Пока она рассказывала о своих одиноких прогулках, мне пришла в голову мысль предложить ей свое общество, но я быстро заглушил ее. Ее положение здесь было деликатным – положение молодой женщины, живущей отдельно от мужа. Мое сопровождение могло скомпрометировать ее, что было бы поступком прямо противоположным дружескому, да и на мою профессиональную репутацию это повлияло бы отрицательно. Репутация врача, знаете ли, почти такая же нежная, как и у женщины.

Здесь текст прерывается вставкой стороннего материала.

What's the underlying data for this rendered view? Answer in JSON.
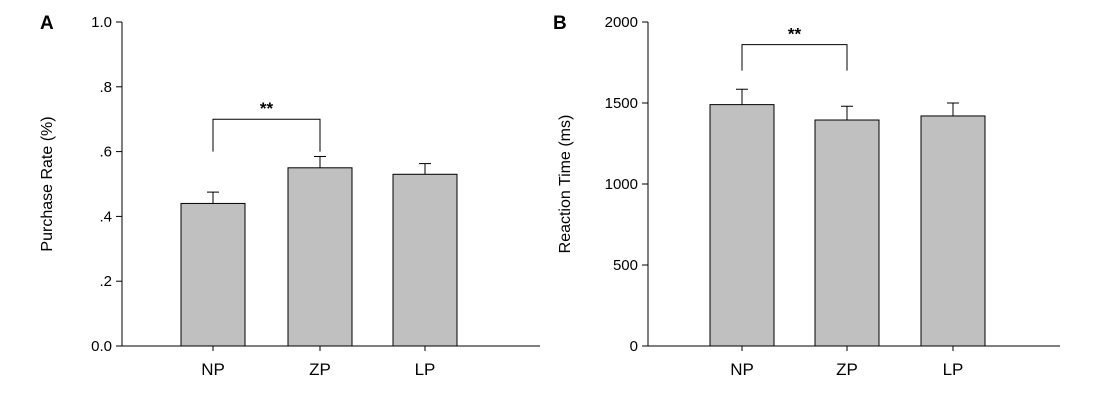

Мы беседовали уже больше трех четвертей часа, и, хотя я охотно задержался бы еще, мне показалось, что я почти уже навязываю ей свое общество. Я встал и, пробормотав еще несколько формальных профессиональных рекомендаций, откланялся.
Тени сгущаются
Грядущая буря, чьи грозовые тучи незаметно собирались у меня над головой с того самого дня, как я приехал в Рочестер, все приближалась. Возможно, краем глаза я улавливал, что сумерки вокруг меня начинают сгущаться, и оттого какое-то неясное чувство нестабильности и незащищенности начало понемногу проникать в мое сознание. Возможно, так оно и было. Но, тем не менее, оглядываясь сегодня назад, я ясно вижу, что когда на меня обрушилась катастрофа, она застала меня совершенно ничего не подозревающим и неподготовленным.

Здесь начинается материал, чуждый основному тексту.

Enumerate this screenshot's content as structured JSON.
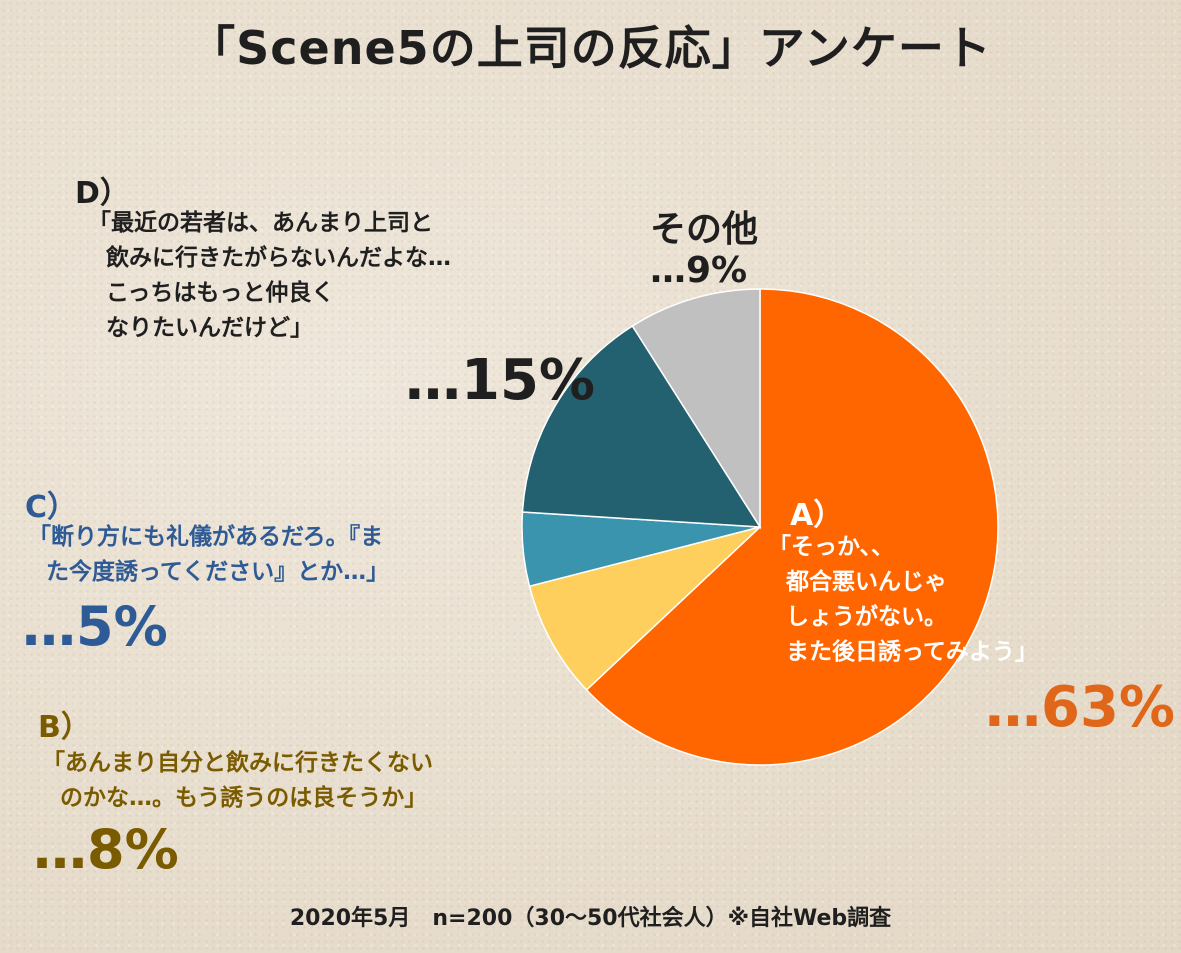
{
  "colors": {
    "A": "#ff6600",
    "B": "#ffcf5e",
    "C": "#3a94ad",
    "D": "#236070",
    "other": "#c0c0c0",
    "text_dark": "#222222",
    "text_A": "#e0661a",
    "text_B": "#7a5b00",
    "text_C": "#2e5a96",
    "text_white": "#ffffff"
  },
  "chart_data": {
    "type": "pie",
    "title": "「Scene5の上司の反応」アンケート",
    "slices": [
      {
        "key": "A",
        "label": "A）",
        "quote": [
          "「そっか、、",
          "都合悪いんじゃ",
          "しょうがない。",
          "また後日誘ってみよう」"
        ],
        "value": 63,
        "pct_text": "…63%",
        "color": "#ff6600"
      },
      {
        "key": "B",
        "label": "B）",
        "quote": [
          "「あんまり自分と飲みに行きたくない",
          "のかな…。もう誘うのは良そうか」"
        ],
        "value": 8,
        "pct_text": "…8%",
        "color": "#ffcf5e"
      },
      {
        "key": "C",
        "label": "C）",
        "quote": [
          "「断り方にも礼儀があるだろ。『ま",
          "た今度誘ってください』とか…」"
        ],
        "value": 5,
        "pct_text": "…5%",
        "color": "#3a94ad"
      },
      {
        "key": "D",
        "label": "D）",
        "quote": [
          "「最近の若者は、あんまり上司と",
          "飲みに行きたがらないんだよな…",
          "こっちはもっと仲良く",
          "なりたいんだけど」"
        ],
        "value": 15,
        "pct_text": "…15%",
        "color": "#236070"
      },
      {
        "key": "other",
        "label": "その他",
        "quote": [],
        "value": 9,
        "pct_text": "…9%",
        "color": "#c0c0c0"
      }
    ],
    "footer": "2020年5月　n=200（30～50代社会人）※自社Web調査"
  }
}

С момента моей встречи с доктором Торндайком в соборе прошло две недели, и я с понятным нетерпением ожидал следующего его приезда. За эти две недели мало что произошло, хотя мелкие ежедневные события словно бы громоздились друг на друга горой, грозившей обрушиться и похоронить меня, – чего я, повторяю, вовсе не замечал. Обещание, данное миссис Фруд, я исполнял тщательно: каждым вечером я обнаруживал себя сидящим в ее гостиной перед маленьким столиком с лампой под красным абажуром, и старательно делал вид, что оказался у нее в гостях по чисто врачебной надобности.
Бесспорно, с моей стороны это было очень нескромно. Симпатия, которую я с первого же мгновения испытывал к этой женщине, должна была предупредить меня, что здесь было замешано то необъяснимое чувство единения душ, которое могло привести к последствиям как благословенным, так и бедственным. Первый же взгляд на нее должен был дать мне понять, что проводить много времени в ее обществе для меня неправильно и небезопасно, но вместо этого он стал магнитом, который неудержимо притягивал меня к ней.
Мне было ясно одно: если я поведу себя неблагоразумно, последствия будут плачевны для нас обоих. Но и она была вовсе не из тех женщин, с которыми можно позволить себе мужские вольности, поэтому и я был с нею безупречно сдержан. Что касается моих чувств к ней, то тут я не обманывался, но точно так же и не питал иллюзий относительно ее чувств ко мне. Во время моих ежевечерних визитов она приветствовала меня с той искренней простотой и симпатией, которая греет сердце друга, но невыносима для влюбленного. Мне было ясно, что ей в голову никогда не приходила мысль о возможности чего-либо, кроме простой и честной дружбы. И эти невинность и чистота наших отношений были для меня как успокоением и отрадой, так и давящими на меня оковами.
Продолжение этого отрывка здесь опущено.